Introduced in 1976, the Total Hip Replacement has become the only treatment available that provides normal hip joint function once advanced arthritis is present. With this technique, the femoral head and neck (ball portion of the hip joint) are replaced with a stainless steel or titanium component and the acetabulum (hip socket) is replaced with a plastic cup prosthesis. A five year follow up study of 221 total hip replacements revealed an overall success rate of 91%. Total hip replacement can be done on both hips, although many dogs (80-90%) do very well with only one side replaced.

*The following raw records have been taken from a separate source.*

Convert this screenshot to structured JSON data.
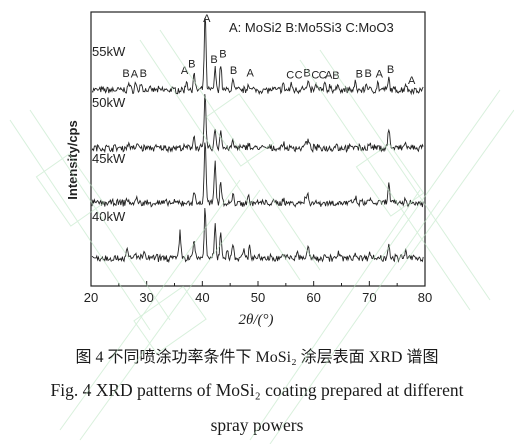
{
  "caption": {
    "cn": "图 4  不同喷涂功率条件下 MoSi₂ 涂层表面 XRD 谱图",
    "en_line1": "Fig. 4 XRD patterns of MoSi₂ coating prepared at different",
    "en_line2": "spray powers"
  },
  "chart_data": {
    "type": "line",
    "xlabel": "2θ/(°)",
    "ylabel": "Intensity/cps",
    "xlim": [
      20,
      80
    ],
    "xticks": [
      "20",
      "30",
      "40",
      "50",
      "60",
      "70",
      "80"
    ],
    "legend_text": "A: MoSi2  B:Mo5Si3  C:MoO3",
    "series": [
      {
        "name": "55kW",
        "peaks": [
          [
            26.8,
            3.2
          ],
          [
            28.0,
            3.0
          ],
          [
            29.0,
            3.2
          ],
          [
            37.2,
            4.5
          ],
          [
            38.5,
            7.5
          ],
          [
            40.5,
            35.0
          ],
          [
            42.3,
            9.5
          ],
          [
            43.3,
            12.0
          ],
          [
            45.5,
            4.5
          ],
          [
            48.3,
            3.5
          ],
          [
            54.5,
            2.5
          ],
          [
            56.0,
            2.5
          ],
          [
            58.0,
            2.5
          ],
          [
            59.0,
            3.5
          ],
          [
            60.5,
            2.5
          ],
          [
            62.0,
            2.5
          ],
          [
            63.0,
            2.3
          ],
          [
            64.5,
            2.2
          ],
          [
            67.5,
            3.0
          ],
          [
            69.5,
            3.2
          ],
          [
            71.5,
            3.0
          ],
          [
            73.5,
            5.0
          ],
          [
            76.5,
            3.0
          ]
        ],
        "labels": [
          [
            "B",
            26.3
          ],
          [
            "A",
            27.8
          ],
          [
            "B",
            29.4
          ],
          [
            "A",
            36.8
          ],
          [
            "B",
            38.1
          ],
          [
            "A",
            40.8
          ],
          [
            "B",
            42.1
          ],
          [
            "B",
            43.7
          ],
          [
            "B",
            45.6
          ],
          [
            "A",
            48.6
          ],
          [
            "C",
            55.8
          ],
          [
            "C",
            57.3
          ],
          [
            "B",
            58.8
          ],
          [
            "C",
            60.3
          ],
          [
            "C",
            61.6
          ],
          [
            "A",
            62.7
          ],
          [
            "B",
            64.0
          ],
          [
            "B",
            68.2
          ],
          [
            "B",
            69.8
          ],
          [
            "A",
            71.8
          ],
          [
            "B",
            73.8
          ],
          [
            "A",
            77.6
          ]
        ]
      },
      {
        "name": "50kW",
        "peaks": [
          [
            26.8,
            2.5
          ],
          [
            28.5,
            2.0
          ],
          [
            38.5,
            6.0
          ],
          [
            40.5,
            25.0
          ],
          [
            42.3,
            9.0
          ],
          [
            43.3,
            8.5
          ],
          [
            45.5,
            3.0
          ],
          [
            48.3,
            2.5
          ],
          [
            54.5,
            2.0
          ],
          [
            58.5,
            2.5
          ],
          [
            59.0,
            3.5
          ],
          [
            64.0,
            2.0
          ],
          [
            67.5,
            2.0
          ],
          [
            70.0,
            2.0
          ],
          [
            73.5,
            9.5
          ],
          [
            76.5,
            2.5
          ]
        ],
        "labels": []
      },
      {
        "name": "45kW",
        "peaks": [
          [
            26.5,
            2.0
          ],
          [
            28.2,
            2.0
          ],
          [
            38.5,
            5.5
          ],
          [
            40.5,
            30.0
          ],
          [
            42.3,
            19.0
          ],
          [
            43.3,
            11.0
          ],
          [
            45.5,
            3.5
          ],
          [
            48.3,
            3.0
          ],
          [
            54.5,
            2.0
          ],
          [
            58.5,
            3.0
          ],
          [
            59.0,
            4.0
          ],
          [
            67.5,
            2.0
          ],
          [
            70.0,
            2.0
          ],
          [
            73.5,
            9.0
          ],
          [
            76.5,
            2.0
          ]
        ],
        "labels": []
      },
      {
        "name": "40kW",
        "peaks": [
          [
            26.5,
            3.5
          ],
          [
            28.0,
            2.5
          ],
          [
            29.5,
            2.5
          ],
          [
            36.0,
            12.0
          ],
          [
            38.5,
            8.5
          ],
          [
            40.5,
            23.0
          ],
          [
            42.3,
            15.0
          ],
          [
            43.3,
            12.0
          ],
          [
            44.5,
            4.0
          ],
          [
            45.5,
            7.0
          ],
          [
            47.5,
            3.5
          ],
          [
            48.5,
            6.0
          ],
          [
            54.5,
            2.5
          ],
          [
            57.0,
            2.5
          ],
          [
            59.0,
            6.0
          ],
          [
            62.0,
            2.0
          ],
          [
            64.5,
            2.0
          ],
          [
            67.5,
            2.5
          ],
          [
            70.0,
            3.0
          ],
          [
            73.5,
            7.5
          ],
          [
            76.5,
            3.0
          ]
        ],
        "labels": []
      }
    ]
  }
}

Common problems which mimic hip dysplasia:

-Cauda Equina Syndrome (i.e. lower back problems)
-Cranial (anterior) Cruciate Ligament tears
-Other rear limb arthritic conditions

Traditionally, the signs of hip dysplasia are rarely extreme. Usually, only mild to moderate lameness is noted which may suddenly worsen. Dogs with a cranial (anterior) cruciate ligament tear, typically hold the affected leg up which is unusual with hip dysplasia. Patients with back (spinal) problems often scuff their toenails when walking, have an uncoordinated gait and are weak in the rear limbs. They may be very painful if they have a disc rupture (sciatica) or show no spinal pain in certain degenerative spinal cord conditions (German Shepherd myelopathy). In any case, the complete evaluation of a Total Hip Replacement candidate will include an examination for these problems.